A California jury has returned a $5 million verdict against an assisted living community where a resident with dementia eloped and subsequently died.
The panel’s Jan. 18 decision calls for Timber Ridge at McKinleyville and Western Living Concepts Inc. to pay $2.1 million for wrongful death, $2.5 million in punitive damages and $400,000 for elder abuse, according to the law firm of Janssen Malloy LLP, which represented the daughters of the resident, Marjorie Fitzpatrick, in the case.
A representative of the residential care facility for the elderly, located in the northern part of the state, told McKnight’s Senior Living that the incident is an anomaly and that the community has taken steps to ensure that mistakes made in this case are not repeated.
Fitzpatrick, according to the law firm, was a 90-year-old resident of the memory care unit at Timber Ridge in September 2013 when she exited the building through a door that was thought to be locked door and entered a courtyard. While outside, she fell and broke bones in her face as well as her wrist and also sustained brain injuries, the law firm said. Fitzpatrick reportedly was outside in the courtyard for 45 minutes before she was found, and she later died of her injuries.

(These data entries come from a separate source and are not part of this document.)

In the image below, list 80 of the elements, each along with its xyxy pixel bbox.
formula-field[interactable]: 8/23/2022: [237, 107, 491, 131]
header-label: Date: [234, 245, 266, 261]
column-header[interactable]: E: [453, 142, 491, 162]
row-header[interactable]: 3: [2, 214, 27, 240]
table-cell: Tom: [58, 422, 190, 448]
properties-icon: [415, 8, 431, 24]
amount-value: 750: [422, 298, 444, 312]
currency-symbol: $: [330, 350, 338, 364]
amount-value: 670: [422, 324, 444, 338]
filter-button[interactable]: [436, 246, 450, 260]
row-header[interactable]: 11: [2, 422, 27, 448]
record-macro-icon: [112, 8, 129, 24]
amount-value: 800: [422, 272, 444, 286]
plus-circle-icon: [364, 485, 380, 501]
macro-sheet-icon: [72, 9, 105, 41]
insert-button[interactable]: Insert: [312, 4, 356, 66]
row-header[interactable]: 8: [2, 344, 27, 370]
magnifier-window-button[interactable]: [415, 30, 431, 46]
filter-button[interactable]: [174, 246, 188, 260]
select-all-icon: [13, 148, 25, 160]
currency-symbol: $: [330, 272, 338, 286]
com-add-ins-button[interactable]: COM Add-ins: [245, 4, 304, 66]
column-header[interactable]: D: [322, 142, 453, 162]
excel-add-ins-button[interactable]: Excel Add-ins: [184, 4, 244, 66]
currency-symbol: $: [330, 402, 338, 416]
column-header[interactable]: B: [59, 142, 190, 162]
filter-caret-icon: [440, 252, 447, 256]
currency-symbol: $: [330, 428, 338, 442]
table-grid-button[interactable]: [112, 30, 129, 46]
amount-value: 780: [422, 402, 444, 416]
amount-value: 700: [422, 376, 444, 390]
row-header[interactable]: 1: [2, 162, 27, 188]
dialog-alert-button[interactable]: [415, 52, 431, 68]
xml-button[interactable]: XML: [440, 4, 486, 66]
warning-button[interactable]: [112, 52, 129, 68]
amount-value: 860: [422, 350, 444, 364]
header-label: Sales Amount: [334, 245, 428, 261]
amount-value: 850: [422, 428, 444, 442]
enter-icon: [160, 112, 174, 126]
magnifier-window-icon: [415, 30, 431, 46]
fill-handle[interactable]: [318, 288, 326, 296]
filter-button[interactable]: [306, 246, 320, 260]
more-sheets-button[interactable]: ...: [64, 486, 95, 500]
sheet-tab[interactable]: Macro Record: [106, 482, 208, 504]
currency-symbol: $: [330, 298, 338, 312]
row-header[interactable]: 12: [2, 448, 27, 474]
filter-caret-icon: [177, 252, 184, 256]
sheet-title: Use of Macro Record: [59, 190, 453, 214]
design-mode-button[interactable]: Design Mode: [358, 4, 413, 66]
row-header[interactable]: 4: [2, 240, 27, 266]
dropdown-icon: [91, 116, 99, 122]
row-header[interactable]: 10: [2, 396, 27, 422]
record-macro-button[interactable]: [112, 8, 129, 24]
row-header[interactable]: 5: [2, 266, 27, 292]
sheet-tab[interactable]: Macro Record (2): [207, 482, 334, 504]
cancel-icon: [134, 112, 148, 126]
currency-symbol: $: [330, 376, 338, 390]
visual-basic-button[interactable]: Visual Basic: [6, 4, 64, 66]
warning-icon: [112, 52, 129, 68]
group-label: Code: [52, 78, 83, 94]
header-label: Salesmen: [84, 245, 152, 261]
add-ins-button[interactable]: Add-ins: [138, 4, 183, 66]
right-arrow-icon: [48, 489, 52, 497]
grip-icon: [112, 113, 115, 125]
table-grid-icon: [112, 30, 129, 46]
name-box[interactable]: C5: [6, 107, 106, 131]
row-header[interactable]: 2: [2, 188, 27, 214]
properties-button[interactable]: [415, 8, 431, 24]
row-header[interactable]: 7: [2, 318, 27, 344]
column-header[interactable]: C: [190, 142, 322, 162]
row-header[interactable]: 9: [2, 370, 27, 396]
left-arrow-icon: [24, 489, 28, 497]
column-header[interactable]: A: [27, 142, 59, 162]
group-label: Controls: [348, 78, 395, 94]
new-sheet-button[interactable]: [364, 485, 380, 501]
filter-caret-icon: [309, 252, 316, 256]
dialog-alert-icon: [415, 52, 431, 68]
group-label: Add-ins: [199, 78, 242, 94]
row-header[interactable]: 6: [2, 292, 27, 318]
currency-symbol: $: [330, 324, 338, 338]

Fitzpatrick’s daughters contended that staff members of the 108-bed community were not well-trained and capable of caring for someone with the level of dementia that Fitzpatrick had, that staff members did not provide Fitzpatrick with anti-anxiety medication that would have prevented her wandering behavior, and that Timber Ridge destroyed a video and other evidence related to Fitzpatrick’s fall in an effort to cover up the incident.
“The death of any resident, for any reason, saddens us deeply. In this case, we acknowledge that mistakes were made, however inadvertently, and we will always regret that,” Erin Wohlfeil, Timber Ridge’s director of marketing and creative development, told McKnight’s Senior Living. “We have learned from these mistakes and taken steps to prevent their recurrence.”
Timber Ridge has “never had any other incident of this severity in our 17-year-history,” Wohlfeil added, “and most Humboldt County residents know of our stellar reputation for compassionate and highly competent care.”
Attorney W. Timothy Needham of Janssen Malloy, who represented Fitzpatrick’s family with attorney Michael Thamer, said: “Hopefully, this verdict will send a message to Timber Ridge and other assisted living facilities that they need to comply with the safety regulations they are mandated by the state to follow and can’t try to hide how residents are injured at their facilities from their families and the state.”